The psychology of travelers from the United States is also questionable, who at the moment seem to be numb and not considering the possibility of a holiday in Europe this summer, because they believe that in any country they travel to they may be in danger due to the war in Ukraine.

Another thorn in the side is higher fares in case airlines are forced to choose a different flight plan if they are unable to cross Russian airspace.

Developments in the Black and Baltic Seas, as well as fears of further escalation in Europe and the Aegean, are causing concern in the cruise industry, with big companies also taking a wait-and-see approach.

Touching upon the issue of tourism, V. Kikilias emphasized that “based on the rapid growth of the tourism product in the country and throughout Europe in recent years, there is a need for additional 50,000 jobs.

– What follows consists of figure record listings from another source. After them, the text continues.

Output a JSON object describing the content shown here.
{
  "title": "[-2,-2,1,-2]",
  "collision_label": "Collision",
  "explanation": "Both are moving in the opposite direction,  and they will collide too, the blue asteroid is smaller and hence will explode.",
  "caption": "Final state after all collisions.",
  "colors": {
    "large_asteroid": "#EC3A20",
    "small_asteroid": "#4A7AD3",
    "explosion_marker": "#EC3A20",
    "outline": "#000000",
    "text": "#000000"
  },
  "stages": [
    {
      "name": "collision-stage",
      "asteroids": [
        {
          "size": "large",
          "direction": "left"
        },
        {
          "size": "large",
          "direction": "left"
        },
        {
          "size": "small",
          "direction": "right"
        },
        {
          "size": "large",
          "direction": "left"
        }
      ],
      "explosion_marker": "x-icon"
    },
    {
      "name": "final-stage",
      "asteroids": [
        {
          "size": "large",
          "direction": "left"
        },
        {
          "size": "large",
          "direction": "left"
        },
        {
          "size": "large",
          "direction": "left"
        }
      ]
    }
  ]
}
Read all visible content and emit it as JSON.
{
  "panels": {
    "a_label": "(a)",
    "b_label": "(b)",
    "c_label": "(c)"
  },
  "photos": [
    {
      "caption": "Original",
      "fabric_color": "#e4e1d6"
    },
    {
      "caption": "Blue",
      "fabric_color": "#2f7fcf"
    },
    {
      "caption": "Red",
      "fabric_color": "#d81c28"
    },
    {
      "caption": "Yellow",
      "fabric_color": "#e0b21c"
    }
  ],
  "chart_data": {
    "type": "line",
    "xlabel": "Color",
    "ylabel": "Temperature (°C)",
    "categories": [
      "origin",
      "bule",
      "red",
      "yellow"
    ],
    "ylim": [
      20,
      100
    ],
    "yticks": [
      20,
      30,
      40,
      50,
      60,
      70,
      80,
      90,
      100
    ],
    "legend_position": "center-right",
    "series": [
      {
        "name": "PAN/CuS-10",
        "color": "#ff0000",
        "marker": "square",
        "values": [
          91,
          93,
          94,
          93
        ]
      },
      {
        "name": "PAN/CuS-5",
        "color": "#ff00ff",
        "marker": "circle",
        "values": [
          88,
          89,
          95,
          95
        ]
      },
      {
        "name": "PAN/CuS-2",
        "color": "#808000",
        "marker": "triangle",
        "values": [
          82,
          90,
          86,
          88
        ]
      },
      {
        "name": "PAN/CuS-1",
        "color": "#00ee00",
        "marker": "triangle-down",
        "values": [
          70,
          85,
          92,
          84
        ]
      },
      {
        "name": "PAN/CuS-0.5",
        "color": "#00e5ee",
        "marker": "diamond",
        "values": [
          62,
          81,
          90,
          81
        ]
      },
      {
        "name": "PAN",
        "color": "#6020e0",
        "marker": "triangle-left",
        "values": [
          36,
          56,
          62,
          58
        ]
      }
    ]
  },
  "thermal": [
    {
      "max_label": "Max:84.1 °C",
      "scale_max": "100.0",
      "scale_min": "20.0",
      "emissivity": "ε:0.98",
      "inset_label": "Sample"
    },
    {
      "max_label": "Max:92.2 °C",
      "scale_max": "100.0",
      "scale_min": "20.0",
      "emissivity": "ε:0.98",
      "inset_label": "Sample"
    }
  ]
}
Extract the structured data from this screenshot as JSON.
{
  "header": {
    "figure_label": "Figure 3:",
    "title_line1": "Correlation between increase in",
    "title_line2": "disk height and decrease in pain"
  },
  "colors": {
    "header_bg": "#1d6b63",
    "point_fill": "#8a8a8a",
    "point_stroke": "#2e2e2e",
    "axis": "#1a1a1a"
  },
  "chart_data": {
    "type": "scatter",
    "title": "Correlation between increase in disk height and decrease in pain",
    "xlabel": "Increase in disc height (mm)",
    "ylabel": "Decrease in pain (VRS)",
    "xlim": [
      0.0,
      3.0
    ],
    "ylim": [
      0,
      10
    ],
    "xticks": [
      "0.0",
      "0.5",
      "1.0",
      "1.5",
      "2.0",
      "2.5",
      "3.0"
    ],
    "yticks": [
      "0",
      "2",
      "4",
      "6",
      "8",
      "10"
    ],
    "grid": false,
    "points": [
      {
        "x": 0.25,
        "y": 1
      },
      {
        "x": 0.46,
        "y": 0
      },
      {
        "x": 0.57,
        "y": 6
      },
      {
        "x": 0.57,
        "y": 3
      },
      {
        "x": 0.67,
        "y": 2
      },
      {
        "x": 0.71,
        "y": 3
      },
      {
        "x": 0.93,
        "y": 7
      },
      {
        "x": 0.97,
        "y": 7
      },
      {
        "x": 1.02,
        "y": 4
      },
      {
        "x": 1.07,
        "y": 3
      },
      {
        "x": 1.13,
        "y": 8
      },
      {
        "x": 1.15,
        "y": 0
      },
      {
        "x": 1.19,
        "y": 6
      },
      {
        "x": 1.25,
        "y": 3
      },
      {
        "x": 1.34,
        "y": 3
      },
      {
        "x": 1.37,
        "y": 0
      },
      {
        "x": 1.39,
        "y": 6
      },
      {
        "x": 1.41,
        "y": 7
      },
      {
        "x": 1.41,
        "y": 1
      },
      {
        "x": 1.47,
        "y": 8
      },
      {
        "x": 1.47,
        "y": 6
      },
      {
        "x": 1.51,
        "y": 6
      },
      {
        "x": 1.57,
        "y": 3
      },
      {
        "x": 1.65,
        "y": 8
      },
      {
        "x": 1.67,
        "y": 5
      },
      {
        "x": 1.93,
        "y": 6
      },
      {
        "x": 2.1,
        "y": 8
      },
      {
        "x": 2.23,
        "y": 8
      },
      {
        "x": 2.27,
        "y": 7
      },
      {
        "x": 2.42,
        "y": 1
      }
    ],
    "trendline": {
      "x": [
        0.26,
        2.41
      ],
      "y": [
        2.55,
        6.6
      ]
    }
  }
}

Last year they were not filled with Greek labor, so they could be filled by our emigrants or Ukrainian refugees if they come to Greece to stay.” The procedure is provided for in the Presidential Decree of 2006, Article 80 (Προεδρικό Διάταγμα του 2006, άρθρο 80). As V. Kikilias notes, “it provides for amnesty, care for refugees and labor relations on the basis of the European cooperation framework, the conclusion of collective labor agreements.”